Вдруг слеза не слеза — стеклянный шар из-под века выкатился. Шлеп, шлеп — с уступа на уступ и вниз в голубую пустоту канула. А земля далеко туманится.
«Такая слеза с высоты упадет, — думаю, — сразу целое озеро, утонешь».
А голова дальше поплыла, не поздоровалась — не попрощалась, скользит в слоях облаков на закат.

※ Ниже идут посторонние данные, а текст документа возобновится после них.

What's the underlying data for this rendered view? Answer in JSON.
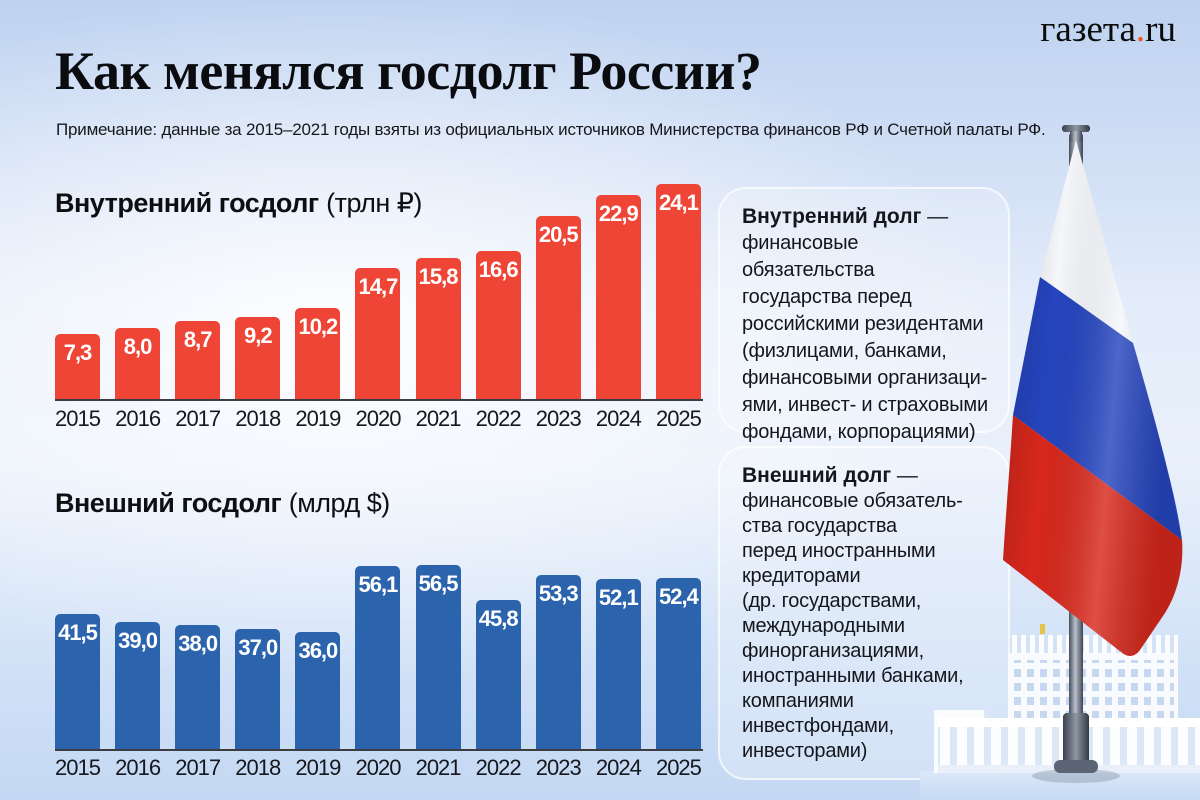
{
  "page": {
    "title": "Как менялся госдолг России?",
    "note": "Примечание: данные за 2015–2021 годы взяты из официальных источников Министерства финансов РФ и Счетной палаты РФ."
  },
  "logo": {
    "name": "газета",
    "dot": ".",
    "tld": "ru"
  },
  "colors": {
    "bar_red": "#EE4536",
    "bar_blue": "#2C63AD",
    "flag_white": "#F4F6FA",
    "flag_blue": "#2545BE",
    "flag_red": "#D7281C",
    "logo_dot": "#F4511E",
    "axis": "#3B3D42"
  },
  "chart_data": [
    {
      "type": "bar",
      "title": "Внутренний госдолг",
      "unit": "(трлн ₽)",
      "categories": [
        "2015",
        "2016",
        "2017",
        "2018",
        "2019",
        "2020",
        "2021",
        "2022",
        "2023",
        "2024",
        "2025"
      ],
      "values": [
        7.3,
        8.0,
        8.7,
        9.2,
        10.2,
        14.7,
        15.8,
        16.6,
        20.5,
        22.9,
        24.1
      ],
      "value_labels": [
        "7,3",
        "8,0",
        "8,7",
        "9,2",
        "10,2",
        "14,7",
        "15,8",
        "16,6",
        "20,5",
        "22,9",
        "24,1"
      ],
      "ylim": [
        0,
        24.1
      ],
      "grid": false,
      "legend": "none",
      "color": "#EE4536",
      "label_color": "#FFFFFF"
    },
    {
      "type": "bar",
      "title": "Внешний госдолг",
      "unit": "(млрд $)",
      "categories": [
        "2015",
        "2016",
        "2017",
        "2018",
        "2019",
        "2020",
        "2021",
        "2022",
        "2023",
        "2024",
        "2025"
      ],
      "values": [
        41.5,
        39.0,
        38.0,
        37.0,
        36.0,
        56.1,
        56.5,
        45.8,
        53.3,
        52.1,
        52.4
      ],
      "value_labels": [
        "41,5",
        "39,0",
        "38,0",
        "37,0",
        "36,0",
        "56,1",
        "56,5",
        "45,8",
        "53,3",
        "52,1",
        "52,4"
      ],
      "ylim": [
        0,
        56.5
      ],
      "grid": false,
      "legend": "none",
      "color": "#2C63AD",
      "label_color": "#FFFFFF"
    }
  ],
  "cards": [
    {
      "heading": "Внутренний долг",
      "dash": " —",
      "body": "финансовые обязательства\nгосударства перед\nроссийскими резидентами\n(физлицами, банками,\nфинансовыми организаци-\nями, инвест- и страховыми\nфондами, корпорациями)"
    },
    {
      "heading": "Внешний долг",
      "dash": " —",
      "body": "финансовые обязатель-\nства государства\nперед иностранными\nкредиторами\n(др. государствами,\nмеждународными\nфинорганизациями,\nиностранными банками,\nкомпаниями\nинвестфондами,\nинвесторами)"
    }
  ],
  "illustrations": {
    "flag": "russia-flag",
    "building": "russia-government-building"
  }
}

Да не снилось мне. Просто я все время вам твержу, что все мы живем, где и не такое возможно и обыкновенно.
Соседи
1Когда взлетал и метался смычок, все на ней скособочивалось постоянно. Вот и сейчас батистовая блузка сползает, обнажая смуглое мальчишечье плечо и зеленую бретельку. Кисть со смычком все выше и острее. Раздражающее желание — встать, подойти и поправить. Но между нами несколько рядов внимательных к музыке затылков. Сейчас никак нельзя. Все посмотрят, как на сумасшедшего. Но что мне делать, так и подмывает. Я уже не вслушиваюсь в беспокойно пляшущую тему, я смотрю поверх голов на зеленую бретельку. И мне кажется, я знаю, что там происходит ниже: блузка слева измятым концом вылезла из-под юбки, которая вся сбилась, колготки морщат на коленках, и вся она напоказ.
— Маша!
— Алло, кто это?
— Я хочу тебя видеть.
— И я тоже.
— Ты можешь говорить?
— Не совсем.
— Я люблю тебя.
— Можешь быть уверен, я думаю то же самое.
— Тут посторонние.
— Как всегда.
— Тогда целую… всюду…
— Спасибо.
И положила трубку.
И вот в пыльном мельтешащем свете юпитеров, до того ярком, почти черном, над угловато торчащим плечом скрипачки возникла узкая бледная кисть руки, лишняя, чужая. На мгновение. Но в это мгновение ты почудилась мне длинной нелепой куклой — марионеткой: игрушечная скрипка прижата подбородком, локоть ходит на веревочках, и вся одежда — лоскутки на деревянном туловище. Одним движением одернута блузка — и бледная кисть неведомого кукловода исчезает. Не знаю, успел ли кто заметить, уши их слушали музыку, очи их видели музыку. Но твои глаза как-то испуганно округлились, впрочем, тебе было некогда, музыка привычно уносила, затягивая в свою вихрящуюся воронку. Ты — этакая деревяшка, вращаясь, улетала туда — в лазурный клубящийся свет. Две темы между тем сплетались, как витой аксельбант, две золотые тесьмы — радость и страдание. И смычок так нервически трепетал в твоей руке, что — тысяча смычков расходились из нее полупрозрачным веером.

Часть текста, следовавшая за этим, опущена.